Certo, a Spezia ci furono, in quel periodo, attività turistiche. Ma confinate all’interno di bacini di utenza molto ristretti : prodotti di nicchia, diremmo oggi. Per i vip e gli stranieri danarosi, tant’è che nell’hotel Croce di Malta, racconta Scaramuccia, c’era una cappella anglicana per gli ospiti inglesi. Per il resto, le strutture ricettive e i bagni (a parte il Selene, l’unico) erano inadeguati. Il colera del 1884, infine, distrusse quel poco che c’era. Mancò, osserva l’autore, una strategia.
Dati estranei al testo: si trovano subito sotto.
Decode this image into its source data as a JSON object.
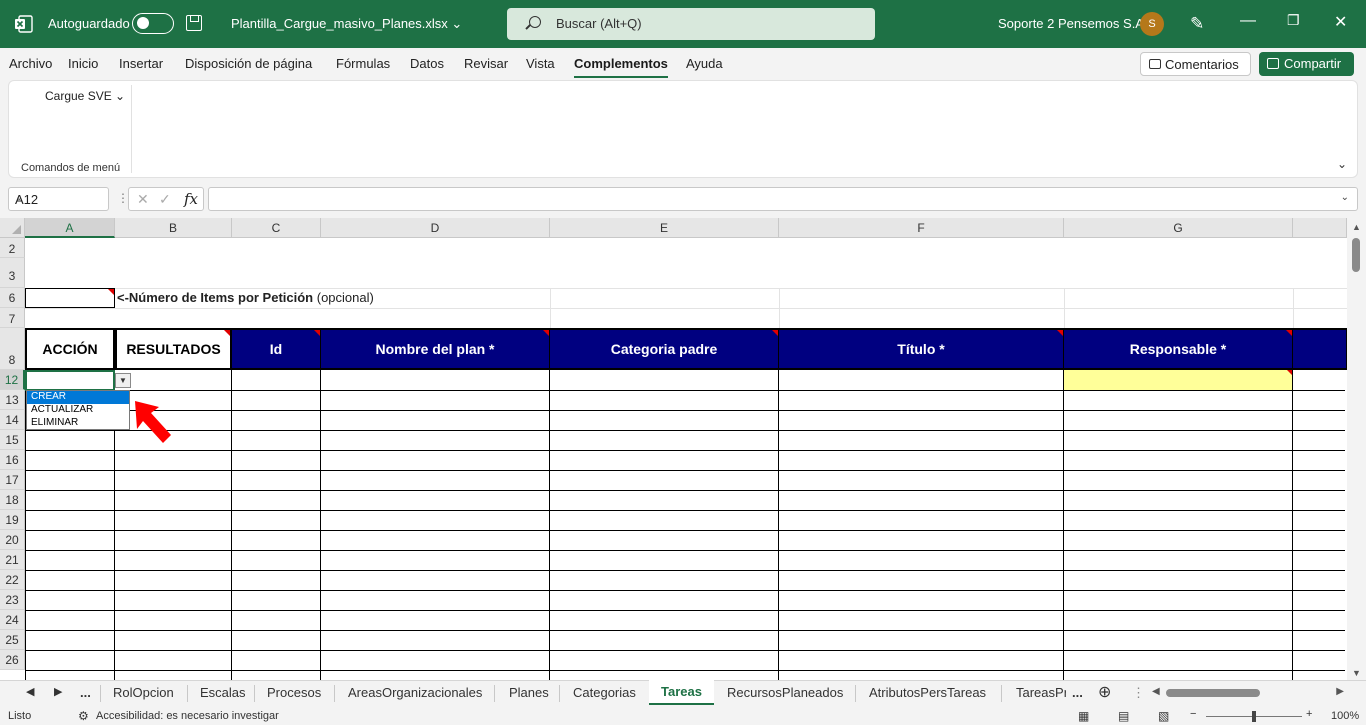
{
  "titlebar": {
    "autosave_label": "Autoguardado",
    "filename": "Plantilla_Cargue_masivo_Planes.xlsx",
    "search_placeholder": "Buscar (Alt+Q)",
    "user_name": "Soporte 2 Pensemos S.A.",
    "avatar_initial": "S"
  },
  "menu": [
    "Archivo",
    "Inicio",
    "Insertar",
    "Disposición de página",
    "Fórmulas",
    "Datos",
    "Revisar",
    "Vista",
    "Complementos",
    "Ayuda"
  ],
  "menu_active": "Complementos",
  "buttons": {
    "comments": "Comentarios",
    "share": "Compartir"
  },
  "ribbon": {
    "dropdown_label": "Cargue SVE",
    "group_label": "Comandos de menú"
  },
  "formula_bar": {
    "name_box": "A12",
    "fx": "fx",
    "value": ""
  },
  "columns": [
    "A",
    "B",
    "C",
    "D",
    "E",
    "F",
    "G"
  ],
  "rows": [
    "2",
    "3",
    "6",
    "7",
    "8",
    "12",
    "13",
    "14",
    "15",
    "16",
    "17",
    "18",
    "19",
    "20",
    "21",
    "22",
    "23",
    "24",
    "25",
    "26"
  ],
  "sheet": {
    "row6_text_bold": "<-Número de Items por Petición",
    "row6_text_normal": " (opcional)",
    "headers": [
      "ACCIÓN",
      "RESULTADOS",
      "Id",
      "Nombre del plan *",
      "Categoria padre",
      "Título *",
      "Responsable *"
    ]
  },
  "dropdown_options": [
    "CREAR",
    "ACTUALIZAR",
    "ELIMINAR"
  ],
  "sheet_tabs": [
    "RolOpcion",
    "Escalas",
    "Procesos",
    "AreasOrganizacionales",
    "Planes",
    "Categorias",
    "Tareas",
    "RecursosPlaneados",
    "AtributosPersTareas",
    "TareasPr"
  ],
  "active_tab": "Tareas",
  "status": {
    "ready": "Listo",
    "accessibility": "Accesibilidad: es necesario investigar",
    "zoom": "100%"
  },
  "colors": {
    "excel_green": "#1e7145",
    "header_blue": "#000080",
    "highlight_yellow": "#ffff99"
  }
}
La propose, solitario e inascoltato, Stefano Oldoini, medico appartenente a una delle famiglie più note: una strategia per uscire dalla nicchia e rivolgersi a quei ceti intermedi a cui seppero riferirsi la Versilia e il Ponente ligure (per esempio convertendo le abitazioni in trattorie e locande). Il punto è che non c’era a Spezia una fetta consistente di società civile e di imprenditoria che ponesse all’ordine del giorno la questione del turismo, né il Comune spinse mai in questa direzione.
Si poteva fare, nonostante l’Arsenale, ma non si fece: si preferì puntare su industria e porto, perché il futuro lo si vedeva lì. Un modello di sviluppo plurale, comprensivo anche del turismo, era possibile -lo propose il consigliere municipale Lorenzo Chiappetti in un libretto del 1879- ma non ebbe le gambe reali per camminare.
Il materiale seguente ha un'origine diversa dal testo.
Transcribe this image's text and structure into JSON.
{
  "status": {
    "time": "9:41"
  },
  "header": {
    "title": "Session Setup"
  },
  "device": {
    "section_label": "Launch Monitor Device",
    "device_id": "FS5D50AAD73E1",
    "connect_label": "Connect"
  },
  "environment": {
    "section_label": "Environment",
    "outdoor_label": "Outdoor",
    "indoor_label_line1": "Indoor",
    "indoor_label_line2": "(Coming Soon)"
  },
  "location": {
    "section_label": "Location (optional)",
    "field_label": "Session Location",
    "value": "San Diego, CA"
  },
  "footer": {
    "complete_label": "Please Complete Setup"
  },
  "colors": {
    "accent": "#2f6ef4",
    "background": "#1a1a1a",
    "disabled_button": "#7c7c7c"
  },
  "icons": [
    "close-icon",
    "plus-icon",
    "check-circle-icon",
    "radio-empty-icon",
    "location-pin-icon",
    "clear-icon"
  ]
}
Sostanzialmente è solo negli anni Novanta del secolo scorso, con la deindustrializzazione e il grande confronto che ne seguì, che il modello di sviluppo plurale venne riproposto e diventò “visione”, con il Piano strategico, e “norma”, con il Piano urbanistico comunale e il Piano regolatore del porto. Coniammo il termine “economia della varietà”, che resta la cifra del nostro futuro. Dal punto di vista delle realizzazioni abbiamo visto solo i primi passi: Porto Lotti, Porto Mirabello, l’avvio della riconversione della baia di Cadimare, i musei. Per un drastico riposizionamento della città in campo turistico occorre un segno forte, che faccia massa critica e marchi la svolta: il waterfront. E’ un altro momento decisivo della nostra storia, ce la possiamo fare. Serve però un grande confronto per non rischiare di sbagliare, come facemmo a metà Ottocento. Ma qual è l’errore da evitare? Uso le parole che ho ascoltato dal grande architetto Rem Koolhas qualche mese fa a Biennale Democrazia a Torino: “la città del futuro non cancelli le radici” e “l’architettura non venda l’anima al mercato”.